An Amazing Quote from An Unusual Place

Your time is limited, so don't waste it living someone else's life. Don't be trapped by dogma, which is living with the results of other people's thinking. Don't let the noise of others' opinions drown out your own inner voice, heart and intuition. They [your inner voice, heart and intuition] somehow already know what you truly want to become. Everything else is secondary.

~ Steve Jobs

Note: I share the following story not to convince anyone to switch to Macs. That is not my intent in any way. I share it to show that when you get really determined about something that you feel passionate about, and let the Universe direct you in the steps to follow to get to your dream, you can make it happen. Even if you aren't a Steve Jobs.


I have to admit to being a long-time Mac enthusiast. Since my first introduction to Macintosh, in 1987, I thought the machine was so amazing—variable fonts, a fantastic and fun WYSIWYG graphical interface, floppy drives instead of the bigger diskette drives, etc. For me, Mac was as much a toy as a tool. It took me a number of years to afford a Mac. It cost way too much but I found a way to get one. I have never regretted how much I spent, I loved learning what it could do.

Some years later, when I developed a reputation as a leader in the Technical Publications department where I worked, I took on the rather monumental task of converting the department from the company's strict textual computers to a network of Macs. I succeeded, but it wasn't an easy task, given what the business community thought of Macs at the time.

With the Macs implemented, we increased not only productivity (having switched from manual paste-up and hand-cut rubyliths to fully typeset, electronically delivered print-ready film), but the staff had the tools to be more innovative with our documentation designs, and significantly increased the 'fun factor' of working.

So over many years I developed enormous respect for Steve Jobs as not only an innovator, but as a man who could—who would—no matter what critism or cynism was being expressed in the world about his ideas, not give up.
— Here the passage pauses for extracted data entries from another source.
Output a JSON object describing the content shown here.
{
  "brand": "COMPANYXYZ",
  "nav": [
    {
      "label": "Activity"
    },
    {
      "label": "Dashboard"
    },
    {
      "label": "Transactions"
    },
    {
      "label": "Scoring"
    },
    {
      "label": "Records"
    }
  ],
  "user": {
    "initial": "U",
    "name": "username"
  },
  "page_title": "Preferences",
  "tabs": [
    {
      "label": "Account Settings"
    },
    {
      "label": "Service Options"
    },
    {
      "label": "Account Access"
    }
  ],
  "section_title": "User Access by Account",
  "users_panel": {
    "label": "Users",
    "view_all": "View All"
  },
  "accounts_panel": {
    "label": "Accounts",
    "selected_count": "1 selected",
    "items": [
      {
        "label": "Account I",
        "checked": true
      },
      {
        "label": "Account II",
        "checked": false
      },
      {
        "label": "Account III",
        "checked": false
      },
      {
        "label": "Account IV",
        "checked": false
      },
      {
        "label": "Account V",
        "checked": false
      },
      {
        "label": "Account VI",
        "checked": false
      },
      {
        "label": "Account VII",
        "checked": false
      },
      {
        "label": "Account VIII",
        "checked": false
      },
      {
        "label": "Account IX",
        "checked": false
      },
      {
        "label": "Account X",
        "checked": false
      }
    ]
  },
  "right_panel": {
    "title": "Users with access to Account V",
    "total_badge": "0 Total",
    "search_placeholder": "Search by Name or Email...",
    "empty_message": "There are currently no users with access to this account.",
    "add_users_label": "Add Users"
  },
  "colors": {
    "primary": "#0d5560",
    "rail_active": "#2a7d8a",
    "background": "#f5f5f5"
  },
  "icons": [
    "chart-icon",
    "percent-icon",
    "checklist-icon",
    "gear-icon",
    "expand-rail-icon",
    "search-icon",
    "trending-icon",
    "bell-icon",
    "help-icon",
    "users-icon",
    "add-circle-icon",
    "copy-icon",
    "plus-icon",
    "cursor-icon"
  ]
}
No matter what, Jobs has stuck with his vision. Sometimes that vision didn't work out due to concept or design flaw. More often it failed because the world at large wasn't ready to accept his ideas.

But through all those failures, or near failures, or perceived failures, the man has persisted. At one point he was fired from Apple, and during those years the company floundered. Innovation became nearly non-existent. At some point, through someone's infinite wisdom, or perhaps out of sheer desperation, the company brought Jobs back—to the company that he created. Since his return, products designed from new and innovative ideas have been literally flying out the door. For the most part, those products have been hugely successful.

So I always wondered, based on so much un-acceptance from the world in general, and business leaders in particular, covering a span of several decades, how could this man be so successful? What kept him going in the face of huge amounts of opposition to the products born of his love for, and knowledge of, technology?

When I found the quote above, it all became clear to me. He is a true example of the philosophy of following your heart, your own intuition, your own inspiration, no matter what the opposition, no matter how long it takes, no matter how many supposed failures you experience along the way. He was born with unusually strong convictions and an unusually strong determination to follow the tune of his own drummer. He never gave up on himself even when it seemed the whole world thought he was a fool and his ideas ludicrous.

If nothing else, Jobs shows us that each step we take, if we hold to our convictions, to our inner knowing that what we're doing is the right thing—for us—if we don't give up or give in to those who can't see our vision the way we can, eventually the world will catch up. Eventually we will manifest what are our truest and deepest convictions. It's not just having innovative ideas, it's backing those ideas up with absolute passion, determination and action.

We don't have to be born with the degree of awareness of our determination that Steve Jobs was. That determination exists in each of us. We were born with it, and we have access to it. Most of us are simply unaware that such determination is alive inside of us. All there is to do is become aware of what we are passionate about, and the determination to complete it will surface on it's own.

With that awareness opened up, all that's left to do is let no amount of nay-saying by others, and from our own egoic self, stop us. "I don't care what you think, I'm going to do this [thing that I am passionate about]" is a good mantra to follow, even—in fact, especially—when we're having internal dialogs with the 'doubting-Thomas' side of ourself.

*With love and thanks to Maja of the Smiling Soul for bringing this quote to my attention.